Tras los resultados electorales del domingo, es obvio que no resultará un empeño fácil: el PSOE vuela con el viento a favor y Carmena ha aprovechado sus años en el Gobierno municipal para –en línea con lo postulado por su socio chavista Íñigo Errejón– crear estructuras clientelares que le permitan detentar el poder otros cuatro años y convertir la Administración local en un cortijo.

Por otro lado, a nadie se le escapa el delicado momento que viven las tres formaciones del centro-derecha, aún en shock tras la derrota del 28-A y empeñadas en desgastarse con ataques mutuos en vez de en hacer frente al enemigo: la formidable amenaza para la libertad y las prosperidad de los madrileños que representan Manuela Carmena, el PSOE de Ángel Gabilondo –que, como bien ha resaltado Ignacio Aguado en Es la Mañana de Federico, es exactamente el mismo que el de Pedro Sánchez– y las izquierdas bolivarianas de los ultras Iglesias y Errejón.

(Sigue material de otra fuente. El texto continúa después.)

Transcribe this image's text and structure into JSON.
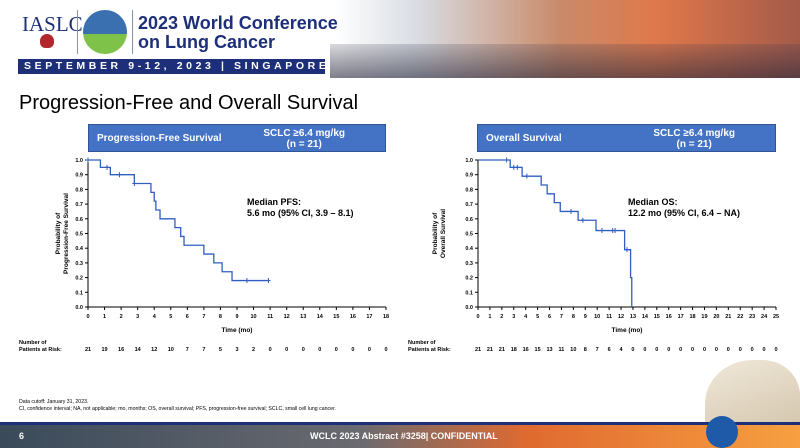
{
  "header": {
    "org": "IASLC",
    "conference_title_line1": "2023 World Conference",
    "conference_title_line2": "on Lung Cancer",
    "date_location": "SEPTEMBER 9-12, 2023 | SINGAPORE"
  },
  "slide": {
    "title": "Progression-Free and Overall Survival",
    "page": "6",
    "footer": "WCLC 2023 Abstract #3258| CONFIDENTIAL"
  },
  "footnotes": [
    "Data cutoff: January 31, 2023.",
    "CI, confidence interval; NA, not applicable; mo, months; OS, overall survival; PFS, progression-free survival; SCLC, small cell lung cancer."
  ],
  "colors": {
    "curve": "#2f5fbf",
    "header_box": "#4472c4",
    "navy": "#1e2f7a"
  },
  "chart_data": [
    {
      "type": "line",
      "subtype": "kaplan-meier",
      "box_left": "Progression-Free Survival",
      "box_right_line1": "SCLC ≥6.4 mg/kg",
      "box_right_line2": "(n = 21)",
      "ylabel_line1": "Probability of",
      "ylabel_line2": "Progression-Free Survival",
      "xlabel": "Time (mo)",
      "xlim": [
        0,
        18
      ],
      "ylim": [
        0,
        1
      ],
      "yticks": [
        "0.0",
        "0.1",
        "0.2",
        "0.3",
        "0.4",
        "0.5",
        "0.6",
        "0.7",
        "0.8",
        "0.9",
        "1.0"
      ],
      "xticks": [
        "0",
        "1",
        "2",
        "3",
        "4",
        "5",
        "6",
        "7",
        "8",
        "9",
        "10",
        "11",
        "12",
        "13",
        "14",
        "15",
        "16",
        "17",
        "18"
      ],
      "steps": [
        [
          0,
          1.0
        ],
        [
          0.75,
          0.95
        ],
        [
          1.35,
          0.9
        ],
        [
          2.8,
          0.84
        ],
        [
          3.8,
          0.78
        ],
        [
          4.0,
          0.72
        ],
        [
          4.1,
          0.66
        ],
        [
          4.35,
          0.6
        ],
        [
          5.25,
          0.54
        ],
        [
          5.6,
          0.48
        ],
        [
          5.8,
          0.42
        ],
        [
          7.0,
          0.36
        ],
        [
          7.6,
          0.3
        ],
        [
          8.1,
          0.24
        ],
        [
          8.7,
          0.18
        ]
      ],
      "end_time": 10.9,
      "censored": [
        0,
        1.15,
        1.9,
        2.8,
        9.6,
        10.9
      ],
      "annotation_line1": "Median PFS:",
      "annotation_line2": "5.6 mo (95% CI, 3.9 – 8.1)",
      "risk_label_line1": "Number of",
      "risk_label_line2": "Patients at Risk:",
      "at_risk": [
        "21",
        "19",
        "16",
        "14",
        "12",
        "10",
        "7",
        "7",
        "5",
        "3",
        "2",
        "0",
        "0",
        "0",
        "0",
        "0",
        "0",
        "0",
        "0"
      ]
    },
    {
      "type": "line",
      "subtype": "kaplan-meier",
      "box_left": "Overall Survival",
      "box_right_line1": "SCLC ≥6.4 mg/kg",
      "box_right_line2": "(n = 21)",
      "ylabel_line1": "Probability of",
      "ylabel_line2": "Overall Survival",
      "xlabel": "Time (mo)",
      "xlim": [
        0,
        25
      ],
      "ylim": [
        0,
        1
      ],
      "yticks": [
        "0.0",
        "0.1",
        "0.2",
        "0.3",
        "0.4",
        "0.5",
        "0.6",
        "0.7",
        "0.8",
        "0.9",
        "1.0"
      ],
      "xticks": [
        "0",
        "1",
        "2",
        "3",
        "4",
        "5",
        "6",
        "7",
        "8",
        "9",
        "10",
        "11",
        "12",
        "13",
        "14",
        "15",
        "16",
        "17",
        "18",
        "19",
        "20",
        "21",
        "22",
        "23",
        "24",
        "25"
      ],
      "steps": [
        [
          0,
          1.0
        ],
        [
          2.7,
          0.95
        ],
        [
          3.7,
          0.89
        ],
        [
          5.3,
          0.83
        ],
        [
          5.8,
          0.77
        ],
        [
          6.4,
          0.71
        ],
        [
          6.9,
          0.65
        ],
        [
          8.4,
          0.59
        ],
        [
          9.9,
          0.52
        ],
        [
          12.3,
          0.39
        ],
        [
          12.8,
          0.2
        ],
        [
          12.9,
          0.0
        ]
      ],
      "end_time": 12.9,
      "censored": [
        2.4,
        3.0,
        3.3,
        4.1,
        7.8,
        8.8,
        10.4,
        11.3,
        11.5,
        12.5
      ],
      "annotation_line1": "Median OS:",
      "annotation_line2": "12.2 mo (95% CI, 6.4 – NA)",
      "risk_label_line1": "Number of",
      "risk_label_line2": "Patients at Risk:",
      "at_risk": [
        "21",
        "21",
        "21",
        "18",
        "16",
        "15",
        "13",
        "11",
        "10",
        "8",
        "7",
        "6",
        "4",
        "0",
        "0",
        "0",
        "0",
        "0",
        "0",
        "0",
        "0",
        "0",
        "0",
        "0",
        "0",
        "0"
      ]
    }
  ]
}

Razones para el optimismo hay. En primer lugar, ni en las elecciones autonómicas ni en las municipales hay circunscripciones pequeñas que penalicen la fragmentación del voto como en las generales; pero es que incluso en la aciaga noche del 28-A Ciudadanos, PP y Vox sumaron más del 53% de los sufragios tanto en la Comunidad como en el Ayuntamiento. El centro-derecha es, en efecto, una fuerza claramente mayoritaria en Madrid.

Lo peor es que, en lugar de sacar las conclusiones pertinentes tras el desastre electoral, unos y otros parecen empeñados en cometer los mismos errores y siguen enzarzados en discusiones estériles sobre quién lidera la oposición o cuál es el verdadero espacio político de cada cual. Por ese camino sólo lograrán desmovilizar a un votante que asiste atónito a la desunión de unas fuerzas que, no se insistirá lo suficiente, deben dejar de encizañarse de manera suicida y volcarse en la lucha contra una izquierda letal para la sociedad.

El centro-derecha debe, cuando menos, hacer lo que ya ha hecho en Andalucía, donde ha conseguido desalojar al PSOE del poder y está emprendiendo una labor que empieza a dar sus primeros frutos incluso en el plano legislativo.

Por paradójico que pueda resultar, si Madrid quiere seguir siendo Madrid debe mirar más a Sevilla y a lo que ha ocurrido este jueves en el Parlamento andaluz, y evitar espectáculos deplorables como el que se ha visto en la madrileña Puerta del Sol.